The announcement came one day after video surfaced of Patrolman Michael Slager shooting Walter Scott, an unarmed black man who was running away. But South Carolina officers vocalized opposition to body camera legislation.
Bills regarding the use of body cameras have been introduced by multiple state lawmakers in the past few months. One authored by Gerald Malloy (D-Hartsville) and Marlon Kimpson (D-Charleston) last December would require all officers in South Carolina to wear body cameras. Rep. Wendell Gilliard (D-Charleston) filed a similar bill, in addition to one that would mandate a 60-day study of the costs of statewide body cam implementation. Gilliard’s bills are still in the committee hearing process. Malloy and Kimpson’s was heard by a Senate panel early last month.
But police officers throughout the state have spoken out about the cost of implementing body cameras in every department, and the logistics of having to record every encounter.
“I think what we’re going to have to wait for is some court decisions to come down to really tell us when and where to use these things,” said Dan Reynolds, president of the South Carolina Police Chiefs Association. “We developed a policy prior to implementing the system, but there are still some issues that relate to privacy and other things, whether people need to give their permission.”
“Every police officer, which would include me, sheriffs, and anybody that is a sworn law enforcement officer would have to wear a camera all day and record every encounter they have,” Police Chief Greg Mullen of Charleston explained to South Carolina Radio Network. “I’d have to record this interview that we’re having right now, which is really not the intent of what these particular devices are seeking.”

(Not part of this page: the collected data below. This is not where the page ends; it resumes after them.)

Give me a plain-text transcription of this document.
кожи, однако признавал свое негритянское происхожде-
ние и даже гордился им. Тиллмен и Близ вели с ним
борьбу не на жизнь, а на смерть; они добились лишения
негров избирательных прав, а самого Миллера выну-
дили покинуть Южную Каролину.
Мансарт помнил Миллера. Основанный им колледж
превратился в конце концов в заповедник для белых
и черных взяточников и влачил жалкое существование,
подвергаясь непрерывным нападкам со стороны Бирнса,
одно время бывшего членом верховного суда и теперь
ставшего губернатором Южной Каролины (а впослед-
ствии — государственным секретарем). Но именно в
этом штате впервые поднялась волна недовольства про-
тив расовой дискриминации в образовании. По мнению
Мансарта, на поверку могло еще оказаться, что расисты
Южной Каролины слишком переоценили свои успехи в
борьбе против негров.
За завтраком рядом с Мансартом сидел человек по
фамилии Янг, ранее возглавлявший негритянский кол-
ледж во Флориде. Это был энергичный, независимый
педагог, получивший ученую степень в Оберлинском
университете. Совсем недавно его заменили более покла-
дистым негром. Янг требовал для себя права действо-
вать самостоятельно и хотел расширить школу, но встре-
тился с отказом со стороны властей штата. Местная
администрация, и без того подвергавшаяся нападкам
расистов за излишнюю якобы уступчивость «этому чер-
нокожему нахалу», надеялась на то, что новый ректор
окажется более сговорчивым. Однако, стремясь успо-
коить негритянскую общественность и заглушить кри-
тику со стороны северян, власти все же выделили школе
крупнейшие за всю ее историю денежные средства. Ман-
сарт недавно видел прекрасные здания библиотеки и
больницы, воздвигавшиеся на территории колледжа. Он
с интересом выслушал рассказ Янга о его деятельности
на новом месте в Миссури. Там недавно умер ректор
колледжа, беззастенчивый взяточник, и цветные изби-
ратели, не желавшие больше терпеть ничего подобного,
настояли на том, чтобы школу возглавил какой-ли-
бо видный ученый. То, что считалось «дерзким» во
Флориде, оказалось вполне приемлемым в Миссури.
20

Attorney Michael Nunn, who provides legal counsel for Florence County Sheriff’s Department, lamented the $300,000 it would take to equip 234 officers.
North Charleston, where Scott was killed, is one city that has adopted a body camera policy. Local law enforcement committed to purchasing 115 cameras for $275,000, a scheme that hasn’t launched yet.
Raw video recorded by an anonymous source was ultimately responsible for exposing that Slager shot Scott in the back. Scott, who was pulled over for a broken tail light, was actually running away from the officer, who then fired eight shots. Even more damning, Slager appears to drop an object next to Scott’s body. He’s since been charged with murder.
But as many activists have pointed out in the past, police body cameras do not guarantee justice, as evidenced by the Eric Garner incident. Officers in possession of video footage control the narrative, leaving room for abuse. Without an oversight committee that monitors and responds to police misconduct, video can be useless. Many believe the fight over body cameras also detracts from conversations about specific practices, like rampant racial profiling.